Begitu juga tujuan diutusnya seorang rasul kepada suatu kaum atau bangsa seperti dalam surat al-Baqarah [2]: 151
كَمَا أَرْسَلْنَا فِيْكُمْ رَسُوْلًا مِنْكُمْ يَتْلُوْ عَلَيْكُمْ آياَتِنَا وَيُزَكِّيْكُمْ وَيُعَلِّمُكُمْ الْكِتَابَ وَالْحِكْمَةَ وَيُعَلِّمُكُمْ مَا لَمْ تَكُوْنوْا تَعْلَمُوْنَ
Bahwa seorang rasul Allah utus kepada suatu kaum untuk menunjuki kaum itu ke jalan kebenaran dan menata kehidupan mereka, mensucikan mereka dari kubangan kezaliman, mengajarkan ilmu dan hikmah serta mengajarkan apa yang belum diketahui sehingga mereka selamat dari kebodohan.
Ada hal menarik untuk dicermati terkait nikmat kemerdekaan yang Allah sebutkan dalam surat al-Ma’idah ayat 20 di atas.

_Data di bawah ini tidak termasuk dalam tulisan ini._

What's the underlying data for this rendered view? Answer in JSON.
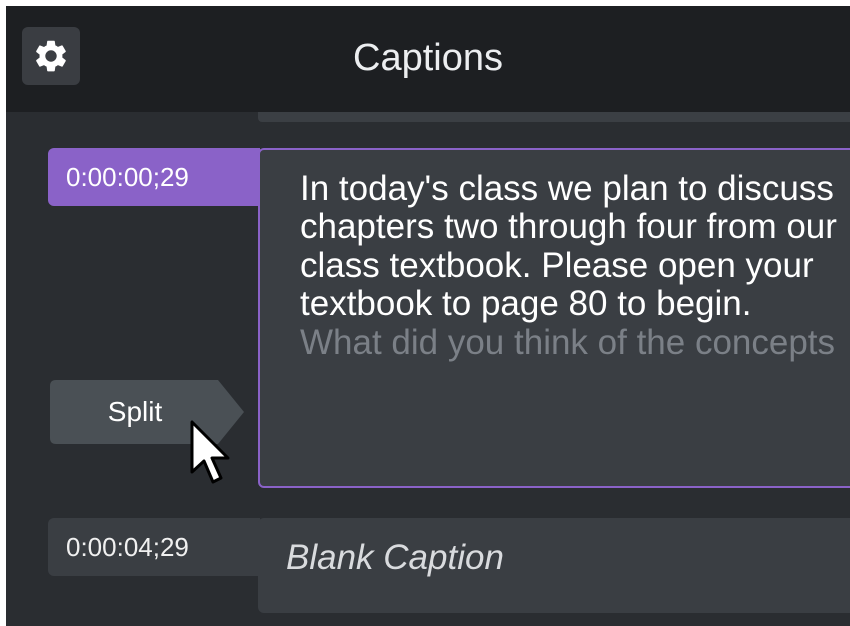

Di mana nikmat mardeka tersebut Allah ungkapkan dalam bentuk kata kerja masa lalu (fi’il madhi) dalam ungkapan waja’alakum mulukan (وَجَعَلَكُمْ مُلُوكًا). Secara teori kebahasan bahwa kata kerja masa lalu adalah sesuatu yang pernah terjadi dan kondisinya tidak permanen. Pola kata ini berbeda dengan fi’il mudhari’ ”yaj’alu”  (يجعل) yang berarti selalu dan terus menerus (kontiniutas). Dengan menggunakan kata kerja masa lalu ja’ala (جعل), Allah ingin mengatakan bahwa nikmat mardeka itu tidak bersifat permanen dan abadi. Bisa saja dulu kamu mardeka, namun karena tidak bisa mensyukurinya akan kembali terjajah. Kondisi ini pernah dialami oleh kaum Bani Israel yang berkali-kali mardeka, namun berkali-kali pula dijajah karena tidak pandai bersyukur.

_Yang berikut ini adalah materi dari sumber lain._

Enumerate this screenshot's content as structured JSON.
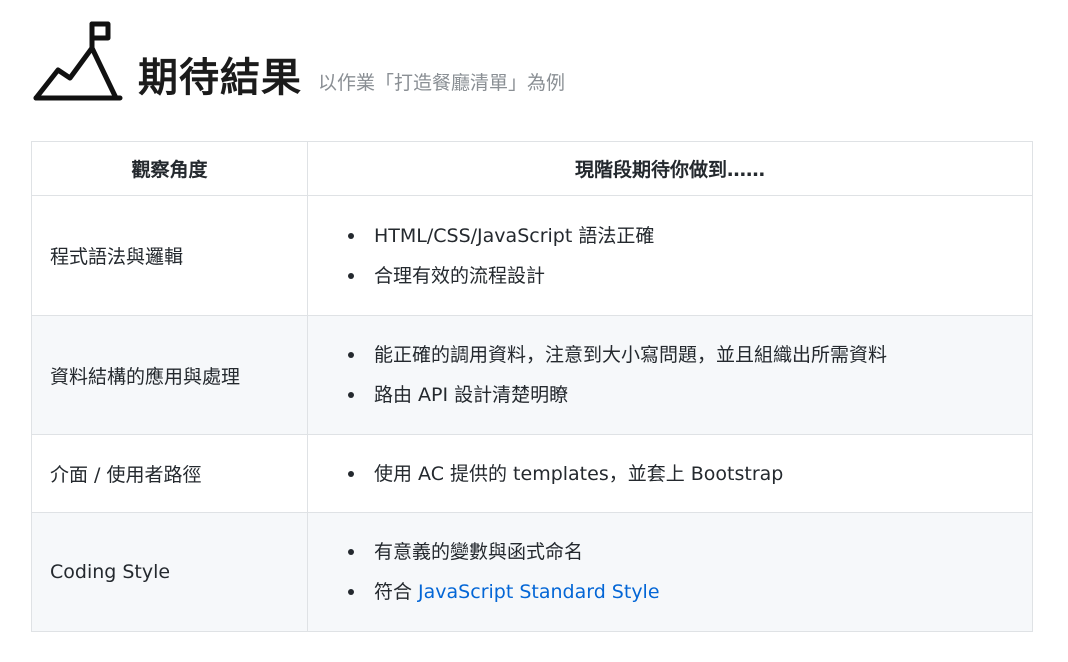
{
  "header": {
    "icon": "mountain-flag-icon",
    "title": "期待結果",
    "subtitle": "以作業「打造餐廳清單」為例"
  },
  "table": {
    "columns": [
      "觀察角度",
      "現階段期待你做到……"
    ],
    "rows": [
      {
        "aspect": "程式語法與邏輯",
        "items": [
          "HTML/CSS/JavaScript 語法正確",
          "合理有效的流程設計"
        ]
      },
      {
        "aspect": "資料結構的應用與處理",
        "items": [
          "能正確的調用資料，注意到大小寫問題，並且組織出所需資料",
          "路由 API 設計清楚明瞭"
        ]
      },
      {
        "aspect": "介面 / 使用者路徑",
        "items": [
          "使用 AC 提供的 templates，並套上 Bootstrap"
        ]
      },
      {
        "aspect": "Coding Style",
        "items": [
          "有意義的變數與函式命名"
        ],
        "link_item": {
          "prefix": "符合 ",
          "link_text": "JavaScript Standard Style"
        }
      }
    ]
  },
  "colors": {
    "link": "#0366d6",
    "border": "#dfe2e5",
    "row_shade": "#f6f8fa",
    "subtitle": "#8a8f94"
  }
}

Begitu pula lah mungkin  dengan bangsa kita, Indonesia walaupun secara politik kita sudah mardeka dan menjadi bangsa berdaulat selama 68 tahun lamanya, namun rasanya kita masih terjajah dalam berbagai aspek kehidupan seperti ekonomi, budaya atau bahkan secara politik masih dijajah bangsa lain. Sepertinya bangsa kita masih belum berdaulat di banyak bidang kehidupan terutama ekonomi dan budaya. Hal itu salah satu penyebabnya adalah masih banyaknya penduduk negeri ini yang belum pandai mensyukuri nikmat kemerdekaan yang telah diberikan Allah.

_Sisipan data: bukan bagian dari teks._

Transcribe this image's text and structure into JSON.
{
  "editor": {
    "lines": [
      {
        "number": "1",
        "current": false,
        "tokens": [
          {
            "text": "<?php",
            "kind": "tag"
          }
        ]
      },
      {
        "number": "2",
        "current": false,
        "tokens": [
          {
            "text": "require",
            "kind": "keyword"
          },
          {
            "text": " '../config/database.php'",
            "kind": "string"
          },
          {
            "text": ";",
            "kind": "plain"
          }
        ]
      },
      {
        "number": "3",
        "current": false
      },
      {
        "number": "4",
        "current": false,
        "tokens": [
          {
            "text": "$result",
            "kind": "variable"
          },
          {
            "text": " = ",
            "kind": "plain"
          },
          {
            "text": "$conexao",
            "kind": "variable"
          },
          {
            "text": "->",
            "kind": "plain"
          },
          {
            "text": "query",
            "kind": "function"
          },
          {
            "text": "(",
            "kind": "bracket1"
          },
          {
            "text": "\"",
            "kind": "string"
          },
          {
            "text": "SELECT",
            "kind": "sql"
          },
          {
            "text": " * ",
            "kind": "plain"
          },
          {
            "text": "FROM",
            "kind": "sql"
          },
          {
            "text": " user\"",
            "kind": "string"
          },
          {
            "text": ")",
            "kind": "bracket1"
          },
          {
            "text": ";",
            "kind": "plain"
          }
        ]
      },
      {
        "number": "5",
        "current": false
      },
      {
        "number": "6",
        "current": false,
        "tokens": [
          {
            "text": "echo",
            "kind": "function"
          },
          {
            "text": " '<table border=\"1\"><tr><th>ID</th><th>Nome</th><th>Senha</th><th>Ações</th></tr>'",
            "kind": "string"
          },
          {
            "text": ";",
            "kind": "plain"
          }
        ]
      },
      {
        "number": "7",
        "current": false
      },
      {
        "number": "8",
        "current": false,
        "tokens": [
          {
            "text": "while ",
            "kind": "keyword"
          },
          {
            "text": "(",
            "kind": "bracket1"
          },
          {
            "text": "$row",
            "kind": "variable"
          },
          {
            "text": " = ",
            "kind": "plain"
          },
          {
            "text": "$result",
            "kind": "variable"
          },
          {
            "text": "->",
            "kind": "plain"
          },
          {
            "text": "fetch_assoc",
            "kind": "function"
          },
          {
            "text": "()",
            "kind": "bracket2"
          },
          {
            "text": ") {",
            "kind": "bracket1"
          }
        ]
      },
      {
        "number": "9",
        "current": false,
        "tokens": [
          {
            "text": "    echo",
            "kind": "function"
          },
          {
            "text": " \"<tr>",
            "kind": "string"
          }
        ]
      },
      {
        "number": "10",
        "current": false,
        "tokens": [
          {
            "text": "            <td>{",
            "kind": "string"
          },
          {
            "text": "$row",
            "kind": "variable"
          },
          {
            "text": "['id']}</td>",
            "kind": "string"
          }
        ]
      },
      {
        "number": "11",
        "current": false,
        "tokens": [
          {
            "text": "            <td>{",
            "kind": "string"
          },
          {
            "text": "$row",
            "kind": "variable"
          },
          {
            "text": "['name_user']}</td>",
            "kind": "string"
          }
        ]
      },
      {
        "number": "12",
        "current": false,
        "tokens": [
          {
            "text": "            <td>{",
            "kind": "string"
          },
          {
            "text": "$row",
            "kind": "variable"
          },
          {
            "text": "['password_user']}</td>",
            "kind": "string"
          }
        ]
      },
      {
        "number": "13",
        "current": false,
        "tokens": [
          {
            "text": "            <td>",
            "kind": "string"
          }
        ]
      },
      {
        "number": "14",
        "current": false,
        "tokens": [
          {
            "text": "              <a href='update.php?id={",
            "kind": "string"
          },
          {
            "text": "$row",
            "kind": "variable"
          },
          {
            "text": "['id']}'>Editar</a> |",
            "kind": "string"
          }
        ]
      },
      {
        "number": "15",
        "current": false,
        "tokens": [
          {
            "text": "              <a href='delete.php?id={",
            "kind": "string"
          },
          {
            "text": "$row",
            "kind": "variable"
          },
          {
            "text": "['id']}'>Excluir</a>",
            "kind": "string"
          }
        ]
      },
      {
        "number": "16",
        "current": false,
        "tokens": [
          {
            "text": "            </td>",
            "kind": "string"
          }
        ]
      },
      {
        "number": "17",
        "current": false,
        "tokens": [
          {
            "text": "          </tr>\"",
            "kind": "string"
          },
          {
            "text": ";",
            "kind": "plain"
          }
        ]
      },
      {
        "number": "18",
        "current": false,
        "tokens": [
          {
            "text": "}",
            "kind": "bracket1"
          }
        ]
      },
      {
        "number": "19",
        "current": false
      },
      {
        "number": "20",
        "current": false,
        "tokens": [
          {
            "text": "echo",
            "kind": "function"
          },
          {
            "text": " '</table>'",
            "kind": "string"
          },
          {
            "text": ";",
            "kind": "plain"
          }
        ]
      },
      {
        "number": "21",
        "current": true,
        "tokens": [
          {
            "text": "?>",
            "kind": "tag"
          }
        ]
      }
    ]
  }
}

Pertanyaannya kemudian, bagaimana sikap kita terhadap nikmat kemerdekaan ini? Jawabannya bisa kita temukan dalam surat al-Nashr [110]: 1-3.
إذا جاء نصر الله والفتح. ورأيت الناس يدخلون في دين الله أفواجا. فسبح بحمد ربك واستغفره إنه كان توابا
Apabila telah datang pertolongan Allah dan kemenangan. Dan kamu lihat manusia masuk agama Allah dengan berbondong-bondong. maka bertasbihlah dengan memuji Tuhanmu dan mohonlah ampun kepada-Nya. Sesungguhnya Dia adalah Maha Penerima tobat.   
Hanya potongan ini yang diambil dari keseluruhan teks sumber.